When you think about the Baptistery of St. John in Florence it's easy to remember Dante's words in the Divine Comedy describing it as "my beautiful San Giovanni". Located in Piazza del Duomo, right in front of the Cathedral of Santa Maria del Fiore, it is one of the most important monuments in Florence.
Its origins are unknown although it is believed that it was built over the ruins of a Roman temple dedicated to Mars dating back to the 4th-5th century A.D. It was first described in 897 as a minor basilica. In 1128, it was consacrated as the Baptistery of Florence and as such is the oldest religious monument in Florence. Up until the end of the 19th century, all catholics in Florence were baptized within its doors. Today, young children can still be baptized here on the first Sunday of the month, but as they only have space and time for 4, you have to make the request with ample time.
The Baptistery, dedicated to Florence's patron saint, has an octagonal plan and an octagonal lantern with a cupola. Outside it is clad in geometrically patterned colored marble, white Carrara marble and green Prato marble that is typical of Florentine Romanesque architecture.
On three of the four sides there are three large doors famous for their decorations. The most important door has always been considered the eastern doors, the ones that lead to the Duomo. All of the doors have been originally located on the Eastern side before being moved.
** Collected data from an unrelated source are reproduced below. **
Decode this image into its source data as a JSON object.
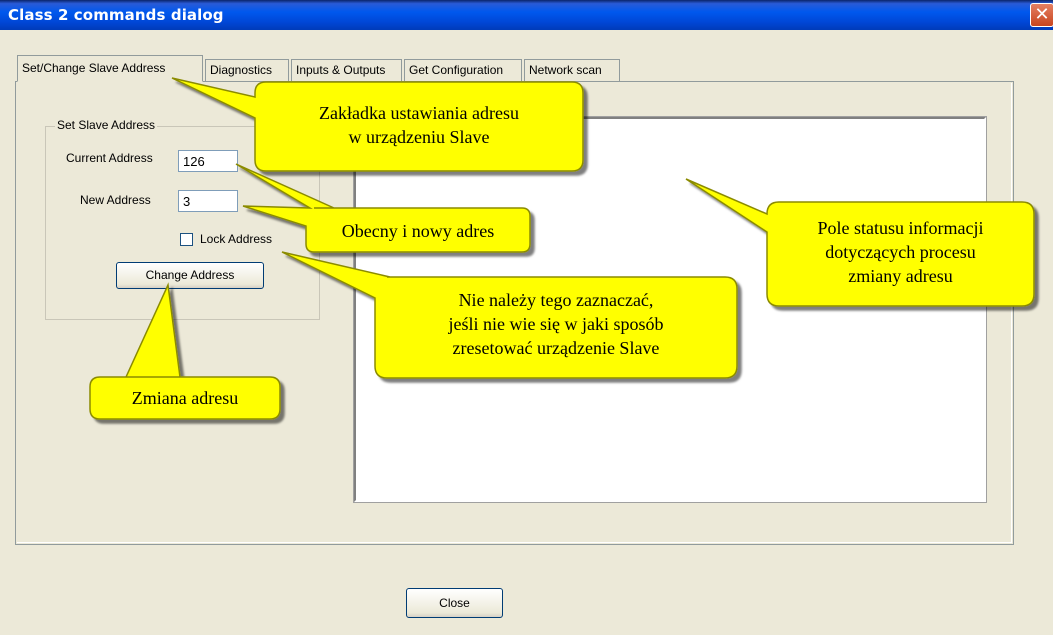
{
  "window": {
    "title": "Class 2 commands dialog"
  },
  "tabs": [
    {
      "label": "Set/Change Slave Address",
      "active": true
    },
    {
      "label": "Diagnostics",
      "active": false
    },
    {
      "label": "Inputs & Outputs",
      "active": false
    },
    {
      "label": "Get Configuration",
      "active": false
    },
    {
      "label": "Network scan",
      "active": false
    }
  ],
  "group": {
    "title": "Set Slave Address",
    "current_address_label": "Current Address",
    "current_address_value": "126",
    "new_address_label": "New Address",
    "new_address_value": "3",
    "lock_label": "Lock Address",
    "lock_checked": false,
    "change_button": "Change Address"
  },
  "close_button": "Close",
  "callouts": {
    "tab": [
      "Zakładka ustawiania adresu",
      "w urządzeniu Slave"
    ],
    "addresses": [
      "Obecny i nowy adres"
    ],
    "lock": [
      "Nie należy tego zaznaczać,",
      "jeśli nie wie się w jaki sposób",
      "zresetować urządzenie Slave"
    ],
    "change": [
      "Zmiana adresu"
    ],
    "status": [
      "Pole statusu informacji",
      "dotyczących procesu",
      "zmiany adresu"
    ]
  },
  "colors": {
    "callout_fill": "#ffff00",
    "callout_border": "#8b8b00",
    "titlebar": "#0054e3"
  }
}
The oldest pair of doors are the bronze doors presently found on the South side of the baptistery. Made by Andrea Pisano around 1330, the doors consist of 28 quatrefoil panels depicting scenes from St. John's life. They are the only remaining original doors still in situ at the Baptistery, and are in need of restoration. You can still see traces of gold on some of the panels, while the bright spots are oxidized bronze from the patina of millions of hands that have touched sections.
Today's Northern Doors are by Lorenzo Ghiberti (1403-1424) and depict Stories of the Life and Passion of Christ taken from the New Testament. The original doors are currently under restoration (since 2014), and copies are being made of each panel as they are restored. For this reason, you'll see the doors are not "complete" at the moment as they are missing panels. Once restoration is complete, the original doors will be inside the Opera del Duomo museum (which is closed for renovation until end of October 2015).
At the beginning of the 15th century, the Arte of Calimala (the Wool Merchants' Guild) announced a public competition to design the Baptistery's northern doors. Many famous artists participated in this competition including Ghiberti and Brunelleschi. Every artist had to design a quatrefoil panel depicting the Binding of Isaac using the lowest quantity of bronze. Ghiberti created a balanced and carefully detailed panel, thanks to his skills as a goldsmith. Brunelleschi's work was completely different from both a technical and artistic point of view: Isaac writhes in pain and all the figures are so realistic they seem to come out of the panel. The new relationship between space and the human body already foreshadow Brunelleschi's achievement in perspective. His panel, however, was heavier than Ghiberti's and the bronze casting was not so perfect. Ghiberti won the hearts of the judges (like he needed to, since he had already created the doors that were facing the Duomo) and was awarded the commission to create the northern doors. The “cradle of the Renaissance” was not yet ready to “understand” Brunelleschi's revolution and preferred the traditional gothic aesthetics, still vibrant and lively at that time.
These last doors were so magnificent, it was quickly decided they were even better than the previous doors Ghiberti had designed and were to take place of honor, facing the Duomo. These golden Eastern Doors are most famously known as the Gates of Paradise after a famous quotation by Michelangelo. The panels depict scenes from the Old Testament.
Above the doors stood three different groups of statues. Over the southern doors, the famous bronzes depicting the Beheading of St. John by Vincenzo Danti stood until they were restored in 2008. Above the northern doors stood the bronze group by Giovanni Francesco Rustici depicting St. John the Baptist Teaching between the Pharisee and the Levite modeled between 1504 and 1509. Above the Gates of Paradise stood the Baptism of Christ by Andrea Sansovino and an Angel by Innocenzo Spinazzi, added in 1792.
These are all beautiful statues that we highly recommend you view at the Opera del Duomo Musem where all of the originals are conserved; the statues found on the Baptistery today are copies but most of them unfortunately have not been yet replaced.
Its interior deserves a special visit to view the beautiful 13th century mosaics on the inside of the cupola, the spectacular mosaic marble pavement with geometrical patterns and oriental zodiac motifs. There is also the monumental tomb of Baladassare Cossa - Antipope John XXIII - created by Donatello and Michelozzo between 1422 and 1428.
The Gates of Paradise
The doors consist of 10 rectangular panels, displayed in two lines. They depict scenes of the Old Testament from left to right and from top to bottom.
In each panel, Ghiberti described more than one scene so that there are over fifty scenes depicted.
All around the frame of the doors Ghiberti added 24 small bronze busts of famous Florentines, including his own self-portratit.
The original panels of the Gates of Paradise are now displayed at the Opera del Duomo Museum, the ones in situ are copies.